Two Candidates Lead UC Presidential Race

In light of the fast-approaching Undergraduate Council Presidential Elections, UC insiders have confirmed the two leading tickets. But this year, they say, will be a bit different. Entering the race from a variety of backgrounds, the candidates will face new institutional challenges in light of budget cuts and a restructured UC.

The two primary lineups are drawn from all areas of student life. UC Budget Cuts Task Force Chair Johnny F. Bowman ’11 confirmed that he intends to run for UC president with Rules Committee Chair Eric N. Hysen ’11 as his vice-president. Education Committee Vice Chair George J.J. Hayward ’11, a Crimson editor, is another major contender who confirmed his candidacy alongside UC representative Felix M. Zhang ’11 as his vice president.

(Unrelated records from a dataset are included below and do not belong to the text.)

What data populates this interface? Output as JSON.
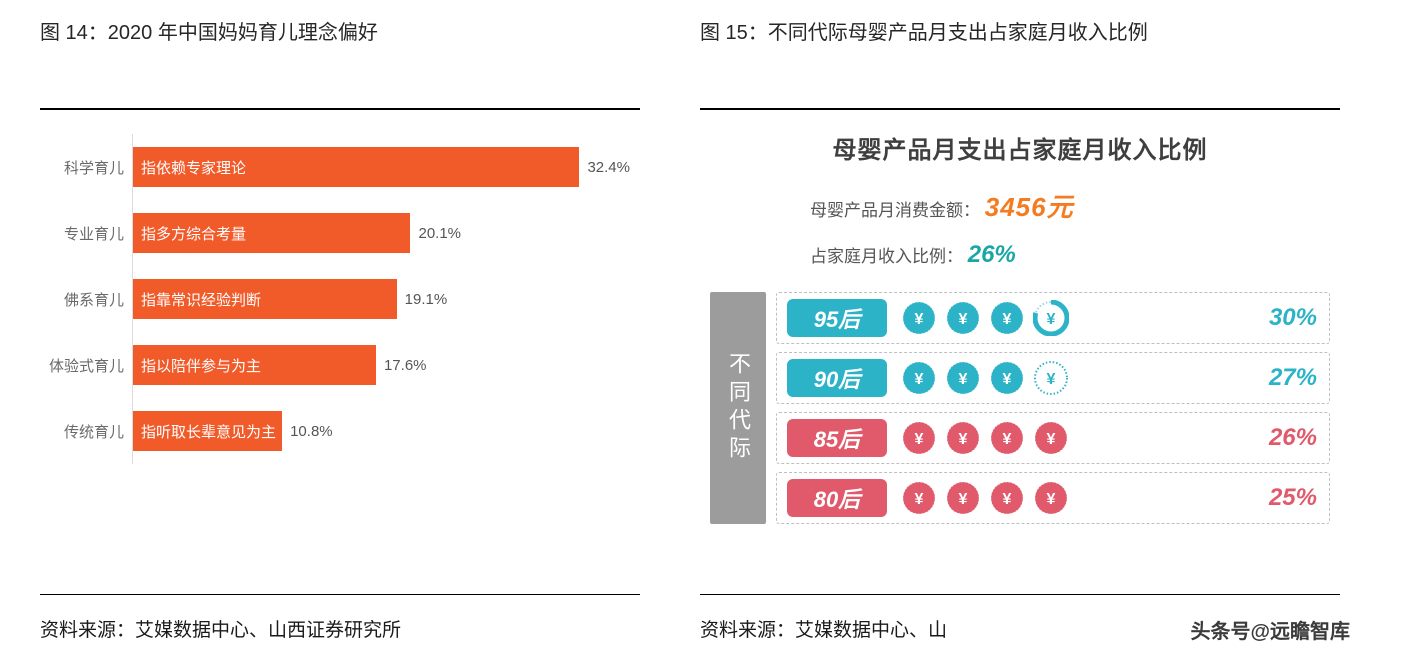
{
  "left": {
    "figure_title": "图 14：2020 年中国妈妈育儿理念偏好",
    "bars": {
      "type": "horizontal-bar",
      "xmax": 36,
      "bar_color": "#f15a29",
      "bar_text_color": "#ffffff",
      "value_text_color": "#555555",
      "axis_color": "#dcdcdc",
      "category_color": "#6a6a6a",
      "font_size": 15,
      "rows": [
        {
          "category": "科学育儿",
          "bar_label": "指依赖专家理论",
          "value": 32.4,
          "value_label": "32.4%"
        },
        {
          "category": "专业育儿",
          "bar_label": "指多方综合考量",
          "value": 20.1,
          "value_label": "20.1%"
        },
        {
          "category": "佛系育儿",
          "bar_label": "指靠常识经验判断",
          "value": 19.1,
          "value_label": "19.1%"
        },
        {
          "category": "体验式育儿",
          "bar_label": "指以陪伴参与为主",
          "value": 17.6,
          "value_label": "17.6%"
        },
        {
          "category": "传统育儿",
          "bar_label": "指听取长辈意见为主",
          "value": 10.8,
          "value_label": "10.8%"
        }
      ]
    },
    "source": "资料来源：艾媒数据中心、山西证券研究所"
  },
  "right": {
    "figure_title": "图 15：不同代际母婴产品月支出占家庭月收入比例",
    "card_title": "母婴产品月支出占家庭月收入比例",
    "stat1_label": "母婴产品月消费金额：",
    "stat1_value": "3456元",
    "stat2_label": "占家庭月收入比例：",
    "stat2_value": "26%",
    "side_label": "不同代际",
    "colors": {
      "teal": "#2db3c7",
      "rose": "#e05a6b",
      "chip_text": "#ffffff",
      "row_border": "#bfbfbf",
      "side_bg": "#9c9c9c",
      "stat_orange": "#f47b20",
      "stat_teal": "#1aa6a6"
    },
    "coin_count": 4,
    "rows": [
      {
        "label": "95后",
        "chip_color": "#2db3c7",
        "coin_color": "#2db3c7",
        "pct_color": "#2db3c7",
        "pct": "30%",
        "fill": [
          1,
          1,
          1,
          0.8
        ]
      },
      {
        "label": "90后",
        "chip_color": "#2db3c7",
        "coin_color": "#2db3c7",
        "pct_color": "#2db3c7",
        "pct": "27%",
        "fill": [
          1,
          1,
          1,
          0.1
        ]
      },
      {
        "label": "85后",
        "chip_color": "#e05a6b",
        "coin_color": "#e05a6b",
        "pct_color": "#e05a6b",
        "pct": "26%",
        "fill": [
          1,
          1,
          1,
          1
        ]
      },
      {
        "label": "80后",
        "chip_color": "#e05a6b",
        "coin_color": "#e05a6b",
        "pct_color": "#e05a6b",
        "pct": "25%",
        "fill": [
          1,
          1,
          1,
          1
        ]
      }
    ],
    "source": "资料来源：艾媒数据中心、山",
    "watermark": "头条号@远瞻智库"
  }
}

Each of the candidates brings a unique perspective and background.

Bowman, a Pforzheimer House resident, has been one of the most prominent student advocates in budget-cut related issues over the last year, involved with groups ranging from the Student Labor Action Movement to the Restructuring Student Life student-faculty working group.


Hysen, who is running as Bowman’s vice president, has had a long history on the UC. Elected his freshman year, the Mather House rep is considered by many UC members to be one of the most knowledgeable reps.

Hayward, who is running against Bowman, has spent much of his time on the UC involved in advocacy projects, notably issues affecting Quad life, including his own Currier House. He is also a member of the Black Students Association and the Veritas Financial Group.

Hayward’s vice-presidential candidate, Zhang, has also been heavily involved in student groups. Currently, he is co-vice president of the Chinese Students Association and a director in the Veritas Financial Group. A Cabot resident, he has also been involved in organizations such as the Asian American Association and the Institute of Politics.

“It’s an even match,” said current UC President Andrea R. Flores ’10 of the two tickets. “I don’t think [an election] has ever been so hard to predict.”

UC insider Harry T. Rimalower ’10 said he thinks the tickets plan to focus on different issues­—Hayward and Zhang on student groups, and Bowman and Hysen on budget cuts.

“Budget cuts are going to cast a shadow over everything,” Rimalower said. “It’s going to be question of how much [Hayward and Zhang] can draw attention to student groups.”


“The UC is at a really important time now, a really fragile time,” said Flores.

In the past year, the UC has experienced drastic constitutional change, resulting in a larger Council with three more committees.

One side effect of the changes, according to Flores, is that the candidates coming from the “inside” no longer have a significant advantage because the structure is so new.

“It’s highly unusual that one of the presidential candidates does not come from the executive board,” Flores said. “[Furthermore] there’s no women, there’s two social club candidates [Bowman and Zhang], no one’s really an insider except [Hysen], and there are two first semester UC candidates. It should be a fascinating election.”

UC members also predict that the political atmosphere of the election will be much less charged than last year.

“Legislation couldn’t get passed [last year] because there was a political agenda behind every vote,” Rimalower said. “[Hayward and Bowman] actually like each other.”